PUC Recommends that SoCal Edison and Four Cellular Providers Face $99.2 Million in Fines for Fire Role
• City Council Urges Future Hearings to Be Held in Malibu
BY BILL KOENEKER
A state agency is recommending that $99.2 million in fines be collected from Southern California Edison and four cellar companies for allegedly overloading power poles, which then caught fire in the 2007 Malibu Canyon fire that destroyed 14 structures.
The recommendation came from the California Public Utilities Commission's Consumer Protection and Safety Division in its filing last week.
This week, Malibu City Council members called on the state agency to conduct some of the hearings in Malibu.
"Southern California Edison is carefully reviewing the prehearing conference statements filed Oct. 21 by the CPUC's Consumer Protection and Safety Division and by other parties concerning the Malibu wildfire of October 2007," said Lauren Bartlett, SCE spokesperson, in a prepared statement.
Fire victim Ed Meyer told the Malibu Surfside News in an emaiI, "I plan to file a civil suit seeking a like amount of money $99.2 million next week, now that it has come out who is responsible for the danger that SCE and the other companies exposed myself, my wife and my children, too. I think that a class-action suit is also in order here."
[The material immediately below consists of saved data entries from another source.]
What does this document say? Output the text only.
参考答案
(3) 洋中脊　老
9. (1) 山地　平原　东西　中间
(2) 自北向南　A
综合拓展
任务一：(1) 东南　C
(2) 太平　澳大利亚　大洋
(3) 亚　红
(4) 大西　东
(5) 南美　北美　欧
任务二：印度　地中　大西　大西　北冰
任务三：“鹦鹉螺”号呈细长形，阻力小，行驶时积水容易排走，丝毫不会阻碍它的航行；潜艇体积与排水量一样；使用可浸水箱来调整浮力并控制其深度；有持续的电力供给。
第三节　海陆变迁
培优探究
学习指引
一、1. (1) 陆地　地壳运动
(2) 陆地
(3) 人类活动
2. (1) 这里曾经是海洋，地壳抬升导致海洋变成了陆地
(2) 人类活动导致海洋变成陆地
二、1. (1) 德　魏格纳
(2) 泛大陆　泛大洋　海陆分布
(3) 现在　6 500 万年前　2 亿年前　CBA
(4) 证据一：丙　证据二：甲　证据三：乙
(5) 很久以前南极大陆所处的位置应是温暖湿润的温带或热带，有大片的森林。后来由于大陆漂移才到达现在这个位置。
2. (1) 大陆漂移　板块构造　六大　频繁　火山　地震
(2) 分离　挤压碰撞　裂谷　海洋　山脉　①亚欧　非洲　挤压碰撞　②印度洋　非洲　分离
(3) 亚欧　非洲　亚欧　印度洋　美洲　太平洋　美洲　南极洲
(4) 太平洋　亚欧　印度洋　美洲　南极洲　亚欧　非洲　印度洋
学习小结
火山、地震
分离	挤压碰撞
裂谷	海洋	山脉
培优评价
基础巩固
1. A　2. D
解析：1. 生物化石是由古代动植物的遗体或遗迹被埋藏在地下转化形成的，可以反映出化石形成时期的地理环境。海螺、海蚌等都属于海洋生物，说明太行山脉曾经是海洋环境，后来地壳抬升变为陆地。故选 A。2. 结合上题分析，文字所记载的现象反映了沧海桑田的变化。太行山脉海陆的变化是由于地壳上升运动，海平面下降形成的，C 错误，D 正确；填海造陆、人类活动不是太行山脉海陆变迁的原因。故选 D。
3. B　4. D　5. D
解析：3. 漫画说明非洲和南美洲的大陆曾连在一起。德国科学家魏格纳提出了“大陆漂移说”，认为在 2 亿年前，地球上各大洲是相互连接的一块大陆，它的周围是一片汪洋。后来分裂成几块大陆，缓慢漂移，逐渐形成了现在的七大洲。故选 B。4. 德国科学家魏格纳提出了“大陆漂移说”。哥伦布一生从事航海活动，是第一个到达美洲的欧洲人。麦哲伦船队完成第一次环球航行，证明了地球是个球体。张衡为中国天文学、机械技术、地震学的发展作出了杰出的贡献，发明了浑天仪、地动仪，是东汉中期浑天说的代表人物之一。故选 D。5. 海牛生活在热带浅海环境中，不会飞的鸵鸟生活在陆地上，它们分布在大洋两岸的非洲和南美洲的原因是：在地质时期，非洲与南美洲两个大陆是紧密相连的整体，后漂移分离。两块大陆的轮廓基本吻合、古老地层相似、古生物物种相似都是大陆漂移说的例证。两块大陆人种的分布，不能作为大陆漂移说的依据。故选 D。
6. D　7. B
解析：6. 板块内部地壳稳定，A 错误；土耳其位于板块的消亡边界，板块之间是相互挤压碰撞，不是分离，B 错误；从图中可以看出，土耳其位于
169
In the filing last week, the state watch dog agency accused Edison, NextG Networks of California, Sprint, AT&T Mobile and Verizon Wireless of each committing multiple safety violations.
In further comment, Edison said. "SCE believes the recommended penalties are not supported by the evidence and are excessive."
The companies are accused of utilizing poles that were allegedly overloaded by equipment and wires and were unsafe when Santa Ana winds blew them down and caused the fire.
In addition to burning homes, the Canyon Fire destroyed the Malibu Presbyterian Church, the "Malibu Castle," and damaged Webster Elementary and Our Lady of Malibu schools .
Bartlett said, in the statement, "SCE is particularly disappointed in allegations in division staff's testimony from earlier this year that the utility misled the commission during the course of this investigation. SCE believes it has at all times complied with its obligations and will continue to vigorously defend itself in this proceeding."
One report indicates the poles, according to SCE's estimate, were subjected to winds in Malibu Canyon that night which were 114 miles per hour—above the 92 mph design standard specified by the PUC.
The SCE statement concluded, "Public safety is a matter of utmost importance to SCE as is its reputation for complying with its obligations as a regulated utility. The company takes allegations of this nature very seriously."
Meyer added he had more questions than answers, "Is there a provision in this to force them to put the lines underground? Will they be forced to deal with high tension wires that travel over Decker hill and down into Malibu Canyon?"
Some council members said they hoped more than hearings could come to Malibu, saying they hoped the money, if settled, could be also sent down to Malibu to replace the poles.